Mengapa Budaya Nagari Jadi Sorotan Peneliti Asing?
Prof. Silfia menjelaskan bahwa sistem sosial berbasis nagari di Sumatera Barat menawarkan model unik tentang bagaimana tradisi dan agama bisa berjalan beriringan. "Ini bukan sekadar seminar. Kami ingin menunjukkan pada dunia bahwa riset budaya bisa menjadi alat diplomasi lunak dan penguatan toleransi," ujarnya dalam sambutan.
Konferensi ini juga menjadi ajang bagi peneliti muda Indonesia untuk mempresentasikan temuan mereka di hadapan forum global. Beberapa riset yang dipresentasikan menyentuh topik digitalisasi manuskrip kuno Minangkabau dan revitalisasi seni baca Al-Quran di pesisir barat Sumatera.
Dampak bagi Akademisi dan Mahasiswa Lokal
Bagi sivitas akademika UIN Bukittinggi, menjadi tuan rumah NICMCR membuka peluang kolaborasi riset jangka panjang. "Kami bisa langsung berdiskusi dengan profesor dari luar negeri tanpa harus pergi jauh. Ini kesempatan langka," kata seorang mahasiswa pascasarjana yang hadir.
NICMCR sendiri merupakan forum tahunan yang bergiliran dihelat di berbagai kampus di Asia Tenggara. Tahun lalu, konferensi serupa digelar di Universitas Malaya, Malaysia.

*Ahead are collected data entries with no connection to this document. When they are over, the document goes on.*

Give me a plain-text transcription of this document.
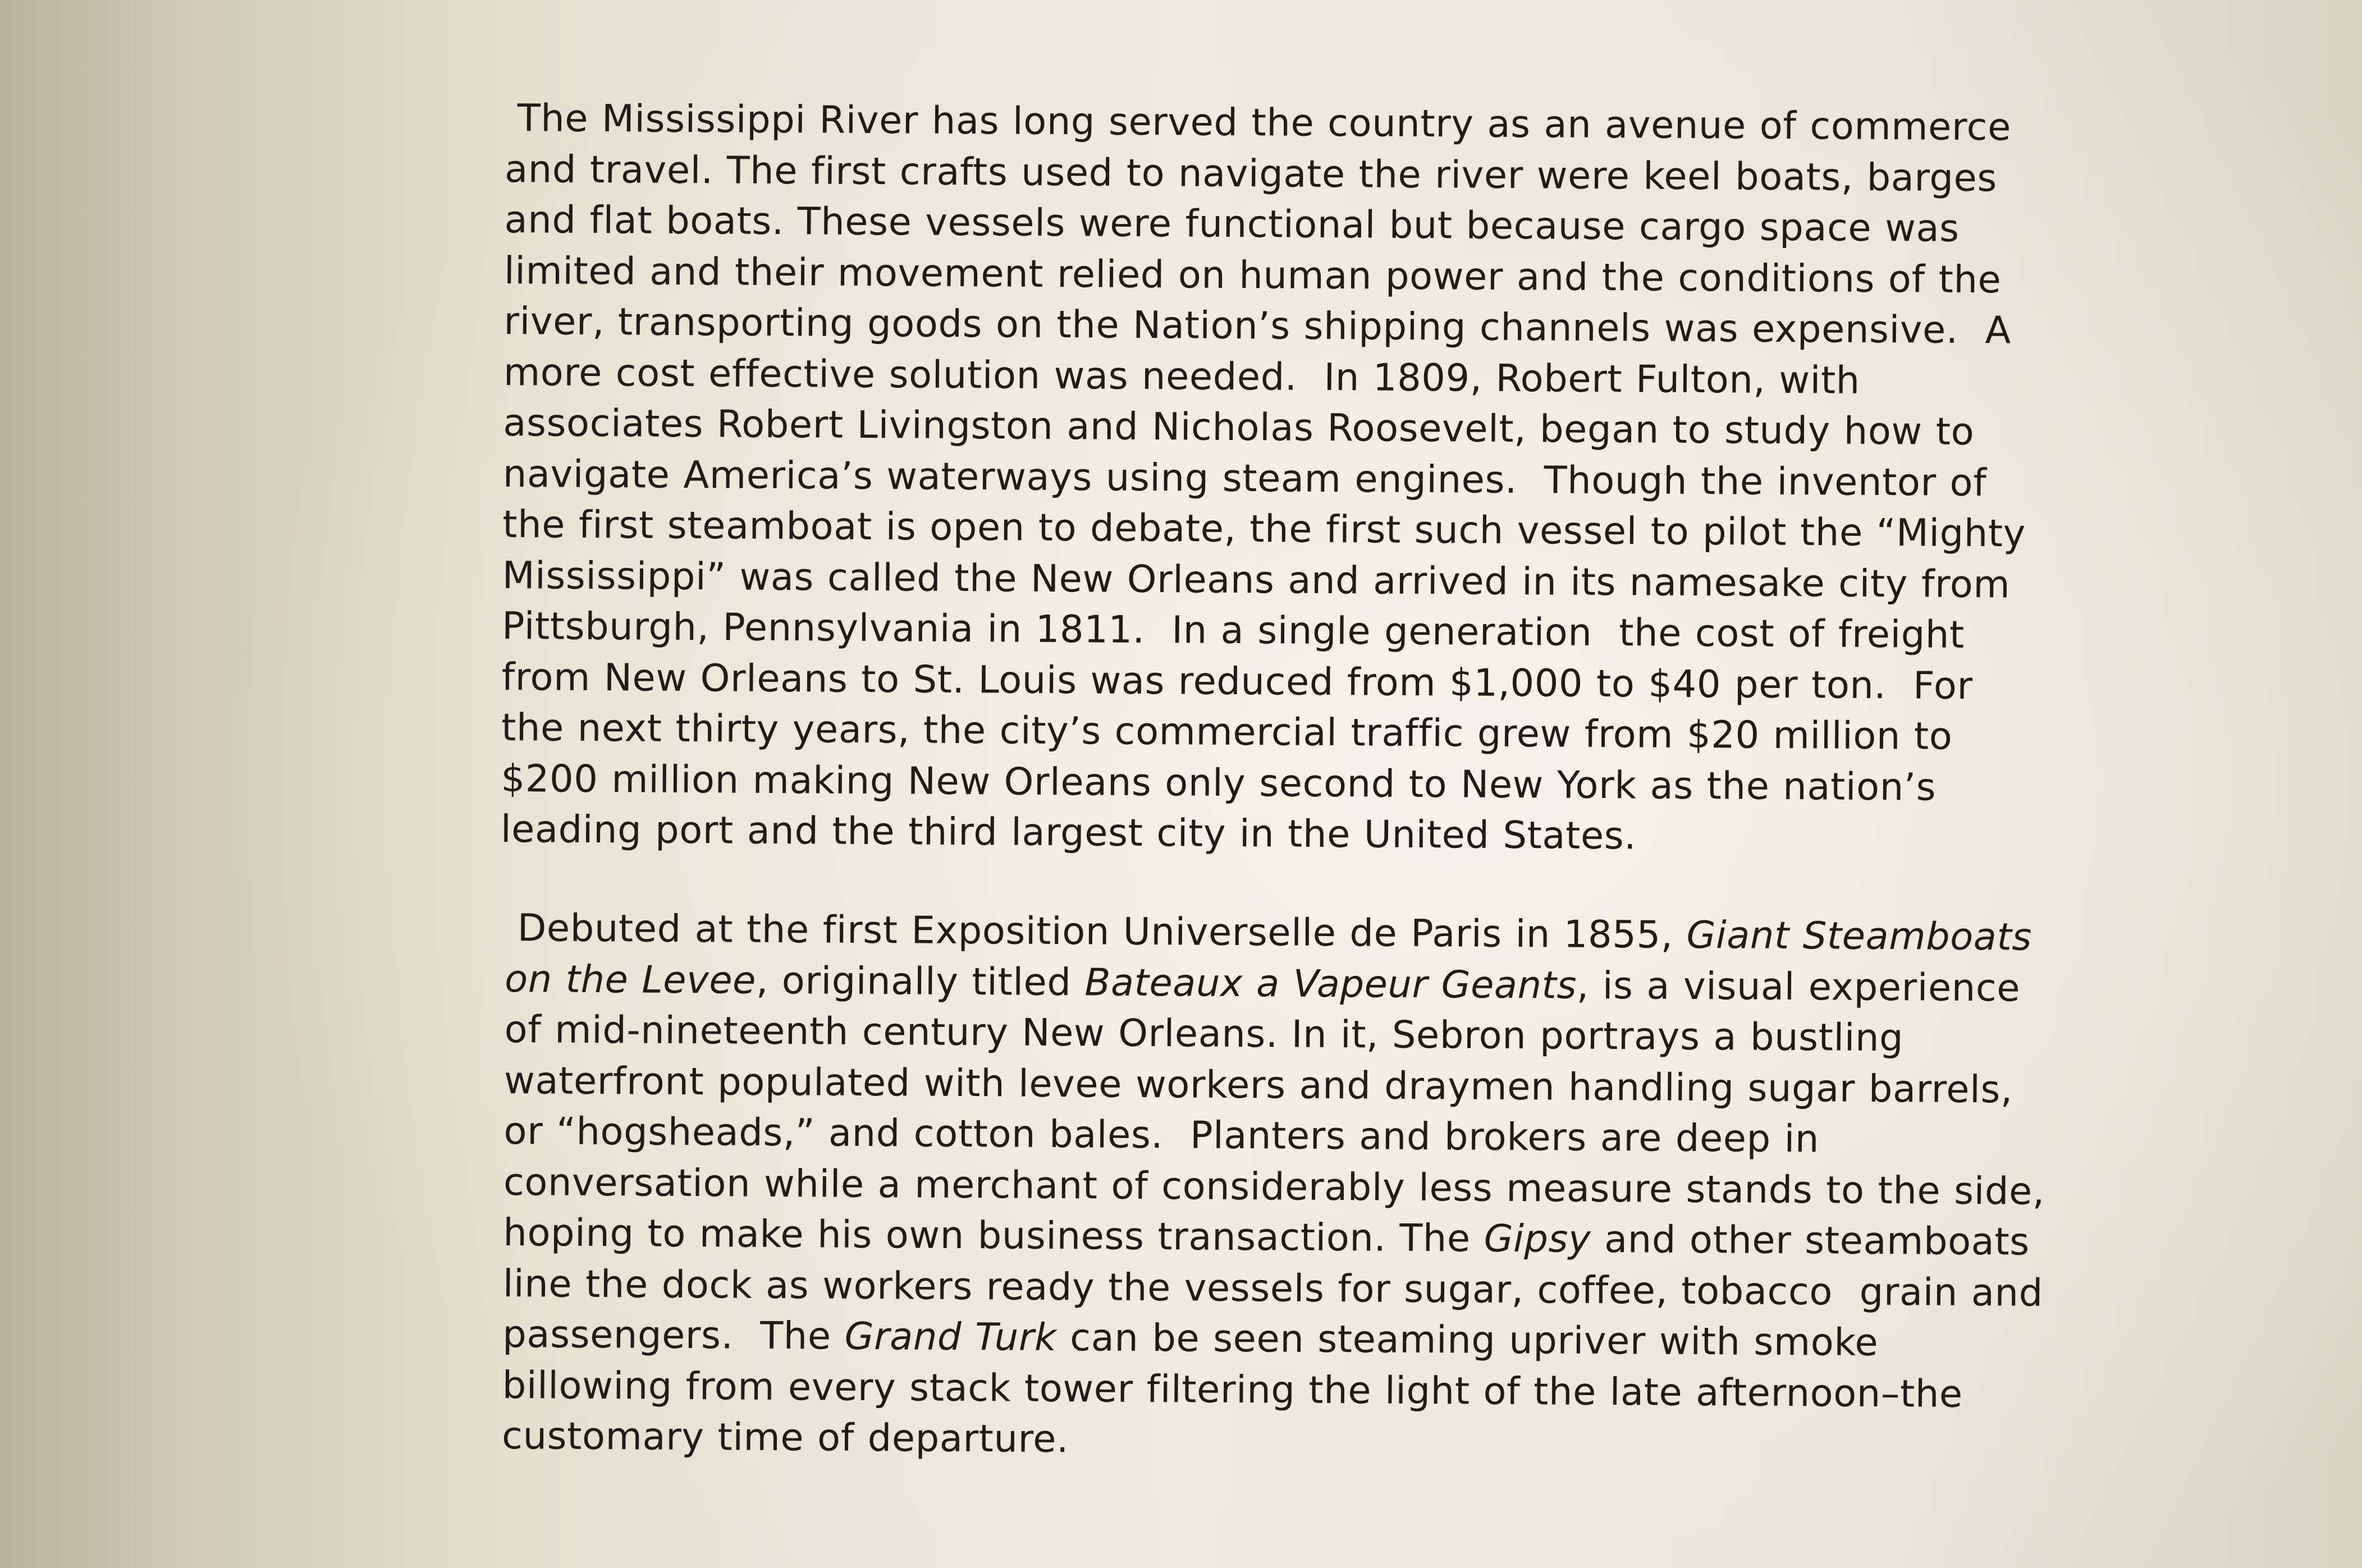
The Mississippi River has long served the country as an avenue of commerce
and travel. The first crafts used to navigate the river were keel boats, barges
and flat boats. These vessels were functional but because cargo space was
limited and their movement relied on human power and the conditions of the
river, transporting goods on the Nation’s shipping channels was expensive.  A
more cost effective solution was needed.  In 1809, Robert Fulton, with
associates Robert Livingston and Nicholas Roosevelt, began to study how to
navigate America’s waterways using steam engines.  Though the inventor of
the first steamboat is open to debate, the first such vessel to pilot the “Mighty
Mississippi” was called the New Orleans and arrived in its namesake city from
Pittsburgh, Pennsylvania in 1811.  In a single generation  the cost of freight
from New Orleans to St. Louis was reduced from $1,000 to $40 per ton.  For
the next thirty years, the city’s commercial traffic grew from $20 million to
$200 million making New Orleans only second to New York as the nation’s
leading port and the third largest city in the United States.

Debuted at the first Exposition Universelle de Paris in 1855, Giant Steamboats
on the Levee, originally titled Bateaux a Vapeur Geants, is a visual experience
of mid-nineteenth century New Orleans. In it, Sebron portrays a bustling
waterfront populated with levee workers and draymen handling sugar barrels,
or “hogsheads,” and cotton bales.  Planters and brokers are deep in
conversation while a merchant of considerably less measure stands to the side,
hoping to make his own business transaction. The Gipsy and other steamboats
line the dock as workers ready the vessels for sugar, coffee, tobacco  grain and
passengers.  The Grand Turk can be seen steaming upriver with smoke
billowing from every stack tower filtering the light of the late afternoon–the
customary time of departure.
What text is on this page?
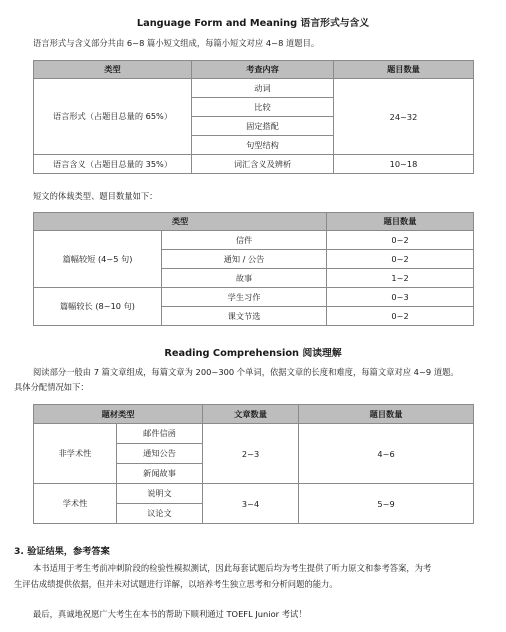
Language Form and Meaning 语言形式与含义
语言形式与含义部分共由 6~8 篇小短文组成，每篇小短文对应 4~8 道题目。
类型	考查内容	题目数量
语言形式（占题目总量的 65%）	动词	24~32
	比较	
	固定搭配	
	句型结构	
语言含义（占题目总量的 35%）	词汇含义及辨析	10~18
短文的体裁类型、题目数量如下：
类型		题目数量
篇幅较短 (4~5 句)	信件	0~2
	通知 / 公告	0~2
	故事	1~2
篇幅较长 (8~10 句)	学生习作	0~3
	课文节选	0~2
Reading Comprehension 阅读理解
阅读部分一般由 7 篇文章组成，每篇文章为 200~300 个单词，依据文章的长度和难度，每篇文章对应 4~9 道题。
具体分配情况如下：
题材类型		文章数量	题目数量
非学术性	邮件信函	2~3	4~6
	通知公告		
	新闻故事		
学术性	说明文	3~4	5~9
	议论文		
3. 验证结果，参考答案
本书适用于考生考前冲刺阶段的检验性模拟测试，因此每套试题后均为考生提供了听力原文和参考答案，为考
生评估成绩提供依据，但并未对试题进行详解，以培养考生独立思考和分析问题的能力。
最后，真诚地祝愿广大考生在本书的帮助下顺利通过 TOEFL Junior 考试！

Pemilihan UIN Bukittinggi sebagai tuan rumah tahun ini dinilai sebagai pengakuan atas konsistensi kampus tersebut dalam mengangkat kearifan lokal ke panggung global.
Apa Langkah UIN Bukittinggi Selanjutnya?
Pasca-konferensi, Prof. Silfia menargetkan penerbitan prosiding internasional yang memuat seluruh riset yang dipresentasikan. Selain itu, riset tentang moderasi beragama di Sumatera Barat diharapkan bisa menjadi rujukan bagi kampus-kampus lain di Indonesia yang menghadapi tantangan serupa.
Konferensi NICMCR berlangsung selama tiga hari dan diikuti oleh lebih dari 100 peserta, termasuk perwakilan dari Kementerian Agama RI. Agenda ini sekaligus menjadi penutup rangkaian acara tahunan UIN Bukittinggi yang berfokus pada penguatan studi budaya dan keislaman.